Trader Talk

Q2 Earnings: Maybe not so bad after all?

Traders work at the Goldman Sachs Group booth on the floor of the New York Stock Exchange.
Peter Foley | Bloomberg | Getty Images

Earnings anxiety picked up considerably three weeks ago with the Brexit vote. The concern was that large multinational corporations would use the "Brexit ate my homework" excuse to argue that there would be greater uncertainty in the second half of the year, and imply that earnings estimates would need to come down.

It's still early — only 11 percent of the S&P 500 has reported as of this morning — but three weeks after the Brexit vote there has been surprisingly little heard about an increase in global volatility. And that is one reason markets have held up so well.

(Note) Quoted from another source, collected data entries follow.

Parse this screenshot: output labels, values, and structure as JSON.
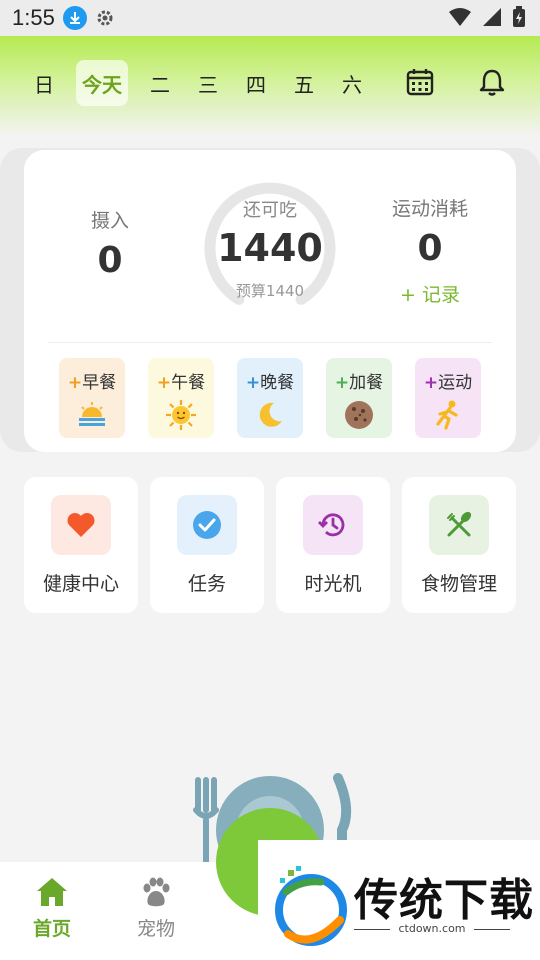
{
  "status_bar": {
    "time": "1:55"
  },
  "header": {
    "days": [
      {
        "label": "日",
        "active": false
      },
      {
        "label": "今天",
        "active": true
      },
      {
        "label": "二",
        "active": false
      },
      {
        "label": "三",
        "active": false
      },
      {
        "label": "四",
        "active": false
      },
      {
        "label": "五",
        "active": false
      },
      {
        "label": "六",
        "active": false
      }
    ]
  },
  "summary": {
    "intake_label": "摄入",
    "intake_value": "0",
    "remaining_label": "还可吃",
    "remaining_value": "1440",
    "budget_text": "预算1440",
    "exercise_label": "运动消耗",
    "exercise_value": "0",
    "record_link": "+ 记录",
    "gauge_progress": 0
  },
  "meals": [
    {
      "label": "早餐",
      "plus": "+",
      "bg": "#fdeedb",
      "plus_color": "#f0a020",
      "icon": "sunrise-icon"
    },
    {
      "label": "午餐",
      "plus": "+",
      "bg": "#fdf9de",
      "plus_color": "#f0a020",
      "icon": "sun-icon"
    },
    {
      "label": "晚餐",
      "plus": "+",
      "bg": "#e2f0fc",
      "plus_color": "#3a8fd8",
      "icon": "moon-icon"
    },
    {
      "label": "加餐",
      "plus": "+",
      "bg": "#e6f4e4",
      "plus_color": "#4caf50",
      "icon": "cookie-icon"
    },
    {
      "label": "运动",
      "plus": "+",
      "bg": "#f6e4f6",
      "plus_color": "#a030b0",
      "icon": "runner-icon"
    }
  ],
  "tiles": [
    {
      "label": "健康中心",
      "icon": "heart-icon",
      "bg": "#fde8e2"
    },
    {
      "label": "任务",
      "icon": "check-circle-icon",
      "bg": "#e4f1fd"
    },
    {
      "label": "时光机",
      "icon": "history-icon",
      "bg": "#f4e4f6"
    },
    {
      "label": "食物管理",
      "icon": "utensils-icon",
      "bg": "#e8f2e2"
    }
  ],
  "bottom_nav": {
    "items": [
      {
        "label": "首页",
        "icon": "home-icon",
        "active": true
      },
      {
        "label": "宠物",
        "icon": "paw-icon",
        "active": false
      }
    ]
  },
  "watermark": {
    "text": "传统下载",
    "url": "ctdown.com"
  },
  "colors": {
    "accent": "#7cb82f",
    "header_top": "#b5ea51"
  }
}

And while second quarter earnings still appear to be negative, the numbers have been improving fast.

All the major U.S. big banks have reported, the largest sector so far to report. 70 percent of those companies have be at earnings estimates. Most importantly, the big banks have all beat estimates handily: Goldman by 24 percent, Bank of America by 10 percent, Citigroup by 13 percent, JPMorgan by 8.5 percent.

Those are bigger beats than normal.

As a result, the second quarter earnings decline for the Financials sector has fallen to down 3.7% today from down 6.0% last week, according to FactSet.

And that has helped the overall earnings for the S&P 500. Last week, second quarter earnings were expected to be down 5.8 percent. Today, they are down 5.4 percent, thanks mostly to better earnings from the big banks.

As for the third quarter, it is still early, but this morning Johnson & Johnson and Lockheed Martin both raised sales and earnings guidance for the full-year.

United Healthcare raised the low end of its guidance.

J&J specifically cited "strong underlying growth across our enterprise." Lockheed cited "exceptional operational and financial results" as the reason for raising guidance.

Third quarter earnings for the whole S&P 500 can go either way they are now — expected to be up 0.2 percent — but the momentum (for the moment) has definitely shifted to the "glass half-full" camp.